The Food and Drug Administration recently approved a new device on a compassion basis that doctors say will help keep children with scoliosis out of the operating room.
Beckem Nimmo, 5, is the first person in North America to have the Phenix Rod installed on his spine.
The device was formed by French engineer Arnaud Soubeiran and attaches to the spine. The rod is controlled by magnets and will allow parents to extend it. Doctors call it is a remarkable piece of technology.
To extend the rod, parents will hold the device over the child's back. Hayley Nimmo, Beckem's mother, says the device is very easy to use. She says doctors at Shriners Hospitals for Children taught the family how to work the rod and magnet.
Dr. J Ivan Krajich says without the device, Beckem would be required to undergo at least two surgeries a year to help keep his spine straight.

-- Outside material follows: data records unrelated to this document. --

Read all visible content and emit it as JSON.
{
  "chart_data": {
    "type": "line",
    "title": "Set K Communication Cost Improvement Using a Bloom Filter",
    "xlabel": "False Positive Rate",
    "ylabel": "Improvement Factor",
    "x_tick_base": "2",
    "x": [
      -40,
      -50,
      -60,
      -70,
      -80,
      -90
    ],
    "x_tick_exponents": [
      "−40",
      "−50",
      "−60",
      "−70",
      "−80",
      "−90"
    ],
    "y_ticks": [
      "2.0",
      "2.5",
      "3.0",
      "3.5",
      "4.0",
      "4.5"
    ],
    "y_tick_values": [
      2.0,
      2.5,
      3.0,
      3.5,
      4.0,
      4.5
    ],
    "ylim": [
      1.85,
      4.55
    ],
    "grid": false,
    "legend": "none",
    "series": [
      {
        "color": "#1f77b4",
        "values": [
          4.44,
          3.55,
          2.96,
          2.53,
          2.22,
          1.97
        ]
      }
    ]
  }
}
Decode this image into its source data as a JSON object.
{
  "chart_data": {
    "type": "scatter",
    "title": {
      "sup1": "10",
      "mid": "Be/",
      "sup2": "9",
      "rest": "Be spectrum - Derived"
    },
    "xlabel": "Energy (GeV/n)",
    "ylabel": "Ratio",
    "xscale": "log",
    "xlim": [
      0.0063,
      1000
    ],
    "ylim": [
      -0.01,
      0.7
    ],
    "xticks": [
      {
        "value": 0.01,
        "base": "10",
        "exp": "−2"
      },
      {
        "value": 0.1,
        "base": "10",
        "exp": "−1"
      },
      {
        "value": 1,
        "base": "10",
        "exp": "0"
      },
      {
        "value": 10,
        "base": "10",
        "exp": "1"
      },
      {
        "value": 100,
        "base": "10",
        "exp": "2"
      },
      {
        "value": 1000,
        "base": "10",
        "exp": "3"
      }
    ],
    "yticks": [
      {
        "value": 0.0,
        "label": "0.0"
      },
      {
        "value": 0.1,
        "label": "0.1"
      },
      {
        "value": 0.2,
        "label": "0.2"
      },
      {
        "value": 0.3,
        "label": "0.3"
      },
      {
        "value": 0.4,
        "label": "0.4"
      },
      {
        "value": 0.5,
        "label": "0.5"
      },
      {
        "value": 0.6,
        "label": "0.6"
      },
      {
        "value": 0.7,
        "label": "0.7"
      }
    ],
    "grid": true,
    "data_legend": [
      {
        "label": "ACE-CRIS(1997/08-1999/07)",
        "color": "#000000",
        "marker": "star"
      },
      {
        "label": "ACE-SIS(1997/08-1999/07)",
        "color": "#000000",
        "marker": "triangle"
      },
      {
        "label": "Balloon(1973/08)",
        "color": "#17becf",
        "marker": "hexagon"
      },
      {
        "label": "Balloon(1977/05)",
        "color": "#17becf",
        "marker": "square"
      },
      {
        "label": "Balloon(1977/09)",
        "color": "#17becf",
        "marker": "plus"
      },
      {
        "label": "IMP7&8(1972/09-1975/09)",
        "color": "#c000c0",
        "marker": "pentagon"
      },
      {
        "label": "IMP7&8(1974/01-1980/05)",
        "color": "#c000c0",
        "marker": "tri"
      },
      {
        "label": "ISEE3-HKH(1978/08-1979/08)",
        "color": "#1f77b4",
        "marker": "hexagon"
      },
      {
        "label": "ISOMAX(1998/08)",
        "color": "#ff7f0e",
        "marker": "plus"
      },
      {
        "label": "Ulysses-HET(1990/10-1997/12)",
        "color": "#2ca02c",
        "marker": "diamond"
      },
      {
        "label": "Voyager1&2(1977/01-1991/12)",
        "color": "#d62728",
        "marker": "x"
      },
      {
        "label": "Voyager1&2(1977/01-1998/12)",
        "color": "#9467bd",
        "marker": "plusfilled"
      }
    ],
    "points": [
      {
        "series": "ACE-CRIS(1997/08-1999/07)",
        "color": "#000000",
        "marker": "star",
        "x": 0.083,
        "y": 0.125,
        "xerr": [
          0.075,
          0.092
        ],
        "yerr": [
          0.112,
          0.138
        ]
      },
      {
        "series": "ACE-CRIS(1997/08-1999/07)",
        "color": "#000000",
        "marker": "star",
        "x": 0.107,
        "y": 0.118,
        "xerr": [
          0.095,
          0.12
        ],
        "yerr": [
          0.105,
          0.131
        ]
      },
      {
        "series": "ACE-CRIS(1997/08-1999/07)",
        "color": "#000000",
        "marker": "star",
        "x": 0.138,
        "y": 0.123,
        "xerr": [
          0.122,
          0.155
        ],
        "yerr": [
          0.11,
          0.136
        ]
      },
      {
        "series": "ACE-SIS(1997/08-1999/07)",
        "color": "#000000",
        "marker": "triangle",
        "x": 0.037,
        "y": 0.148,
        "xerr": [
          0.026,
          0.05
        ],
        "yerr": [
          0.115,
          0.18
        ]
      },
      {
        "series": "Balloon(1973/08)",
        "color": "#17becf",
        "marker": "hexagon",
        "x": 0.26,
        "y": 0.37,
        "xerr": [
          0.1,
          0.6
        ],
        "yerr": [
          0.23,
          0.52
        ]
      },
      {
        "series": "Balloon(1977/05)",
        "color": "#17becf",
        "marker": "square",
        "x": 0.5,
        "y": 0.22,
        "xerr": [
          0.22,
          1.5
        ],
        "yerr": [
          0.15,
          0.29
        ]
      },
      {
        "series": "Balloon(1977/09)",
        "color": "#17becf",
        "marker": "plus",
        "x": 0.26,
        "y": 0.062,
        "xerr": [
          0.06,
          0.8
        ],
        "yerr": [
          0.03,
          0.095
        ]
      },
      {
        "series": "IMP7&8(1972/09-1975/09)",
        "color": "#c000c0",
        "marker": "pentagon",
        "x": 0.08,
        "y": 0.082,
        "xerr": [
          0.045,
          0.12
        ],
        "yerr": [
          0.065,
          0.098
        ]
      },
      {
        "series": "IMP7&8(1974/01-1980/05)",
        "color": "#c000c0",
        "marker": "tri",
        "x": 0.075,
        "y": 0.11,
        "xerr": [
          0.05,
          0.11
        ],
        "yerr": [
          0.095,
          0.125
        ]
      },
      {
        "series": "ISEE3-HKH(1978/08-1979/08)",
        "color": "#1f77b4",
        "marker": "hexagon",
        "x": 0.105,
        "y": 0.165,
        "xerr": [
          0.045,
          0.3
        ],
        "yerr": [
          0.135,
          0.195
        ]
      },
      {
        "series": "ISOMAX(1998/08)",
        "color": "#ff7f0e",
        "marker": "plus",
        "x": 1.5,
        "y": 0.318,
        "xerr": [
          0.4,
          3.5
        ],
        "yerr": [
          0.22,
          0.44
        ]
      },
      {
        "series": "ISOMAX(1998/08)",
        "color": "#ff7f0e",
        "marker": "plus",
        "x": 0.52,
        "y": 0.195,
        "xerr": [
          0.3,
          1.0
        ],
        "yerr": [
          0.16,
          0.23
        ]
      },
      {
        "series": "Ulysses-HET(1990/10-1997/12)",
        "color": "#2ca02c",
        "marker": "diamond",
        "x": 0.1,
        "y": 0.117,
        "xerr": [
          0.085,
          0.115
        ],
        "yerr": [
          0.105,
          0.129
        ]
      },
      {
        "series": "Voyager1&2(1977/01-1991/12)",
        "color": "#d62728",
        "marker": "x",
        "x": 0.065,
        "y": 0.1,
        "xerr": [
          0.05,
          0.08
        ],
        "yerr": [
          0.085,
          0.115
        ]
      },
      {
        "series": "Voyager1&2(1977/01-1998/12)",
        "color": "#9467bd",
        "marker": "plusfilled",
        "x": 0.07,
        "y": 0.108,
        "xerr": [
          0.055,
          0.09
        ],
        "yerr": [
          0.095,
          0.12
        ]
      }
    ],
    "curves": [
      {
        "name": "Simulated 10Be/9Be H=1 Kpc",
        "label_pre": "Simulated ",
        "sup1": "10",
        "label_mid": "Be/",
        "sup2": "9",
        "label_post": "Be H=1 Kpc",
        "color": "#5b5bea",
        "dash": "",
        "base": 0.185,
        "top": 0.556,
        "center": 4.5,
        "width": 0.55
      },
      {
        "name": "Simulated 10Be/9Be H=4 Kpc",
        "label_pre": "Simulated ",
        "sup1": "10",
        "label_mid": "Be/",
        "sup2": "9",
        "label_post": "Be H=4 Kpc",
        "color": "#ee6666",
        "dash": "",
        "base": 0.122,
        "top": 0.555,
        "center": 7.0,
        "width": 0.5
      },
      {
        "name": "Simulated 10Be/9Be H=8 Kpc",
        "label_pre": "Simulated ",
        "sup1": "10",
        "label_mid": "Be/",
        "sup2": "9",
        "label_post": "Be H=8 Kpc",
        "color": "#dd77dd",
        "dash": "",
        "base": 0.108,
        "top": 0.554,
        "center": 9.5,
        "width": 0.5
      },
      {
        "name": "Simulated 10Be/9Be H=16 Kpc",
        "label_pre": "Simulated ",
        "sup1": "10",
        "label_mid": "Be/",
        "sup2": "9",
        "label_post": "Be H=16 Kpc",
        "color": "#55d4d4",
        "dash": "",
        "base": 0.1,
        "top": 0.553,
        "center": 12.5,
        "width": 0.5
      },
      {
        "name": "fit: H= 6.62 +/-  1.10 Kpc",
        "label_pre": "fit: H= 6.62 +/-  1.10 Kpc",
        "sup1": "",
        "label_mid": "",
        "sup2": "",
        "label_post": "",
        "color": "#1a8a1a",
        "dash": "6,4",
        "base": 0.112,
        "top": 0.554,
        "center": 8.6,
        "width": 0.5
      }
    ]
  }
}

Doctors say Beckem was a fitting candidate for the special rod because of his age, size and the severity of his spinal curve.
Unlike other growing rod systems that required surgery to physically extend the rod, this new system does not.
Parents turn the magnet once a day to lengthen the rod by 0.2mm. Over time, the rod grows with the child.
Beckem's family chose to come to Shriners Hospitals for Children in Portland because of the specialty device. The family is from Canada, where Haley Nimmo says the wait for this type of surgery is backed up for four years.
Krajich says Beckem will be able to go home to Canada within the next few days.
His mom says Thursday is Beckem's sixth birthday. Before the surgery on Tuesday, the hospital staff held a birthday party for Beckem.